Hamilton Construction Gets Under Way With Ceremonial Brick-Breaking

The foundation for the $82 million apartment tower is already in place. The assembled dignitaries “demolished” pieces of it to mark the start of construction.

(Left to right) Community College of Philadelphia Board Chairman Jeremiah White, Jr, CCP President Donald Generals, Radnor Property Group President David Yeager, City Council President Darrell L. Clarke, Logan Square Neighborhood Association President Drew Murray and City Council member Allan Domb broke chunks of brick wall at today’s “demolition” ceremony to mark the start of construction on the first phase of The Hamilton. | Photo: HughE Dillon

Philadelphia City Council members, Community College of Philadelphia officials, and executives of Radnor Property Group gathered before an invited audience this morning (Sept. 12th) to mark the official start of construction on the first phase of The Hamilton, RPG’s $150 million mixed-use development.

They did so in what remains of the former Philadelphia Inquirer and Daily News newsprint transfer facility by swinging sledgehammers into ceremonial chunks of brick wall salvaged from the partially demolished structure.

The portion still standing will become the parking garage, amenity floor and outdoor terrace for the first of the two apartment buildings. Atop this one-story, high-ceilinged base will rise a nine-story, C-shaped apartment tower. In addition to the building lobby, amenities and a 150-space parking garage, the base will also contain 1,600 square feet of retail space.

RPG President Dave Yeager pointed out in a post-groundbreaking interview that reusing part of the paper transfer facility both saves money and reduces time to completion. “We didn’t have to do any excavation,” he said. “It saved on construction costs and time.”

Yeager did not provide a dollar figure but said the savings were substantial. “Because of the savings, we will be able to offer a very competitive product that is priced lower than our competitors.” This, he added, should make the units affordable to a wider cross-section of the surrounding community, including CCP students coming from abroad to study at the college. RPG will market the building to students by offering both furnished apartments and roommate-matching services.

CCP President Donald Guy Generals identified students at his school as a core market for the Hamilton apartments. “Market-rate apartments are one of the many new offerings that students can utilize should they wish to live near campus,” he said in a news release about the ceremony. “The Hamilton will have an impact on this neighborhood, including residents and businesses who will have a transformed, bustling new hub where an otherwise unoccupied corridor once stood.”

The site of The Hamilton has sat vacant since the Inquirer and Daily News moved their printing facility to Conshohocken in the early 1990s.

Yeager said that CCP is just one of several institutions surrounding the development that will contribute to its success. “Thirty thousand students here, the School District headquarters, the new police headquarters, Hahnemann Hospital, Drexel University’s medical school — we’re in the middle of it all,” Yeager said. “The synergies between all of these economic drivers will drive the success of this development.”

The Hamilton is being built on land owned by CCP under the terms of a long-term lease to RPG. While Yeager could not disclose the terms, he said that the lease would be “accretive and beneficial” for the college.

“They’re a partner every step of the way,” Yeager said of CCP. “Our success will also breed their success.”

In addition to Yeager and Generals, City Council President Darrell Clarke, whose district includes the site and the college, and Logan Square Neighborhood Association President Drew Murray spoke at the ceremonial demolition.

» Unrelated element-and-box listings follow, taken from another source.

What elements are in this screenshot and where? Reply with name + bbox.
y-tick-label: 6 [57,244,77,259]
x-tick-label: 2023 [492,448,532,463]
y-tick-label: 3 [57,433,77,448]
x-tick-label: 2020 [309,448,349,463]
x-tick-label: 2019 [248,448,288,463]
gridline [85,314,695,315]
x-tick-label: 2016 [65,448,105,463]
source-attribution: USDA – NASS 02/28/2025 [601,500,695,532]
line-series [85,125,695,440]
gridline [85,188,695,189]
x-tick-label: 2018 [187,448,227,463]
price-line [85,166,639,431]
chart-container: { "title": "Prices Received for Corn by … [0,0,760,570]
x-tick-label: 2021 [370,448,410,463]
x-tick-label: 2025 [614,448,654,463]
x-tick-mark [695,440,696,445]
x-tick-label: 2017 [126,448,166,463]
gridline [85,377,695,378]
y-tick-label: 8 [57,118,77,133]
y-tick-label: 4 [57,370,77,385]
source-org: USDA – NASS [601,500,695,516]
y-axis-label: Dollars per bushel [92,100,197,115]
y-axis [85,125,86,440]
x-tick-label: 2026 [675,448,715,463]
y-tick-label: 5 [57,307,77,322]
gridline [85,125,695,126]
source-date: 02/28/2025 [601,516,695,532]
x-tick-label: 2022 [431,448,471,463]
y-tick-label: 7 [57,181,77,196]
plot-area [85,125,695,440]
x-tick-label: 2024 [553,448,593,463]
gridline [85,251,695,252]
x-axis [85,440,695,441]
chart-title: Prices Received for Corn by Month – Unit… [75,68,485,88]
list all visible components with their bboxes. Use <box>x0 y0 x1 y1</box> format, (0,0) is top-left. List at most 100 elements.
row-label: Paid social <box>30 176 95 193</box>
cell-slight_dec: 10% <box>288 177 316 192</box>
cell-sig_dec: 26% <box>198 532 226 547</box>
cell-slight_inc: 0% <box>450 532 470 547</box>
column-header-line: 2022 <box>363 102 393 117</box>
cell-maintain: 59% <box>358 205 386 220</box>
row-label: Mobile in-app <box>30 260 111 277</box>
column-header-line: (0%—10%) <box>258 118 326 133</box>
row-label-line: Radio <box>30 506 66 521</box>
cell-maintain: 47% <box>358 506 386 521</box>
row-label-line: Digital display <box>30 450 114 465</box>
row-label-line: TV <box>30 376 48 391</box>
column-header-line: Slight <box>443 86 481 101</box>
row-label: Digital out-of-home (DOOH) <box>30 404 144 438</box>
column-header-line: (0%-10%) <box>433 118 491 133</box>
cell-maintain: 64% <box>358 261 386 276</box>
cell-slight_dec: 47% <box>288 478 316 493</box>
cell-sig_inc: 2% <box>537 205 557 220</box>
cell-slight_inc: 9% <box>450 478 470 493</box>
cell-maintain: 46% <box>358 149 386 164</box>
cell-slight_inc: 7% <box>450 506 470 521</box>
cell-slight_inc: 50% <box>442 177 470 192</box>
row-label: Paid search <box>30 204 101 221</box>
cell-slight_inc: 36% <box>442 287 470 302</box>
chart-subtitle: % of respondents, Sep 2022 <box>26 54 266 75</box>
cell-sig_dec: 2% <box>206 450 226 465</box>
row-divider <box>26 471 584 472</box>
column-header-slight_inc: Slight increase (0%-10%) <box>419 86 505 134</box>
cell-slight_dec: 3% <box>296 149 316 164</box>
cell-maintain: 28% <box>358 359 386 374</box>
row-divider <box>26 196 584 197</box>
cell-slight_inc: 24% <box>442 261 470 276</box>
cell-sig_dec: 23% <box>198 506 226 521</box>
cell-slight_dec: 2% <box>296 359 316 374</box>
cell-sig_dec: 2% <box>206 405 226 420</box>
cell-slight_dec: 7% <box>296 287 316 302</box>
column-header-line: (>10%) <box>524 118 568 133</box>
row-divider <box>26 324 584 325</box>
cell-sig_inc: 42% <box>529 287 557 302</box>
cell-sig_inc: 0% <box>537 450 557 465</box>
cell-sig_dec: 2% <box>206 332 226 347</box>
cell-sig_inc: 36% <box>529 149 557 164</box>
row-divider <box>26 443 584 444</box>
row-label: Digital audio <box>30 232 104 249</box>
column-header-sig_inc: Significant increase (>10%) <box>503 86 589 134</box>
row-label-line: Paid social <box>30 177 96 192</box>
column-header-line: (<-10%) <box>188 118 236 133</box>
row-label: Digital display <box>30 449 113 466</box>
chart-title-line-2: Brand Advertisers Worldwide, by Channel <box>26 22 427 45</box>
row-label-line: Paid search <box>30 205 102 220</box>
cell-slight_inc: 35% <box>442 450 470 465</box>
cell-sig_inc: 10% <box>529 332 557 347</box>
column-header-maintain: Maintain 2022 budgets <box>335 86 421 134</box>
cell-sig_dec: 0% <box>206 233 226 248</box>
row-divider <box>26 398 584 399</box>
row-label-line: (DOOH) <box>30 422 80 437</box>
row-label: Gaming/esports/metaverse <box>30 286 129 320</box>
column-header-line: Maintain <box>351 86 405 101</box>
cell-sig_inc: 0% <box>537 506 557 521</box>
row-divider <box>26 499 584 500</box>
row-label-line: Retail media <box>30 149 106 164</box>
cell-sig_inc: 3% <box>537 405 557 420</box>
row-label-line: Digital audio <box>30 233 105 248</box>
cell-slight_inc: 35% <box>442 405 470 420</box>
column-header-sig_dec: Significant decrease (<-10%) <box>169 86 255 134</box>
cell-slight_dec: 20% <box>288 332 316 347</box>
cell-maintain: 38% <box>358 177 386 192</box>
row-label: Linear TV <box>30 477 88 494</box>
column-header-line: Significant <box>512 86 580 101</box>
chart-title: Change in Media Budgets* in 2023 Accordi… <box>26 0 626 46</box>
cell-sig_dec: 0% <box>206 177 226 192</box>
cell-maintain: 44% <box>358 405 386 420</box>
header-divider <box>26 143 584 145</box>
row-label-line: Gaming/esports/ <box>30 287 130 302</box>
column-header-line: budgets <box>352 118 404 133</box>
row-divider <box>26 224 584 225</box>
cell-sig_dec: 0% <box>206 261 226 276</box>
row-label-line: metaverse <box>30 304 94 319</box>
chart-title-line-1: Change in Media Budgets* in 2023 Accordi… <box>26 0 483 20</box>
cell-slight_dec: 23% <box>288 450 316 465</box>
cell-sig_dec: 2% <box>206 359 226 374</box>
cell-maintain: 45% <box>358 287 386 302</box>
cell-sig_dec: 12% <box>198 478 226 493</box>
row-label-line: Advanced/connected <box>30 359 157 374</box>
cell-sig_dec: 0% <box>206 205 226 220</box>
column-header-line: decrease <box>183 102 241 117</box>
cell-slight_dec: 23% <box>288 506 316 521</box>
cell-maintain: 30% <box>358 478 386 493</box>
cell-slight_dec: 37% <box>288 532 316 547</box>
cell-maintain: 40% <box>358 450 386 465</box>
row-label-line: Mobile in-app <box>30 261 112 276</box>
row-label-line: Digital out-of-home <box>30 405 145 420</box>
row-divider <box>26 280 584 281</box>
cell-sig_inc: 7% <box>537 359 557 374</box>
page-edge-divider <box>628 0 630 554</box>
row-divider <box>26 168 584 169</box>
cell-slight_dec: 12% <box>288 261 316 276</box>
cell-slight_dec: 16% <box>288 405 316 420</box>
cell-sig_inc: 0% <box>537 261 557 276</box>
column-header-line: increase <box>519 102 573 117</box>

CCP faculty quietly held signs protesting the college’s contract offer around the perimeter of the ceremony. | Photo: Sandy Smith

The brick-breaking took place against a backdrop of a silent protest by members of CCP’s faculty union, who have gone two years without a new contract. The main sticking point in the contract negotiations is the CCP administration’s effort to require full-time faculty to teach five courses a semester. “We don’t think we can do that within the bounds of a reasonable work week,” said biology professor John Braxton.

Full-time faculty at CCP have had a four-course workload for about 40 years, Braxton said, with the option of teaching a fifth course for the academic equivalent of overtime pay. The union objects to the administration’s proposal that the fifth course become mandatory.

The first phase of The Hamilton is slated for completion in August 2018.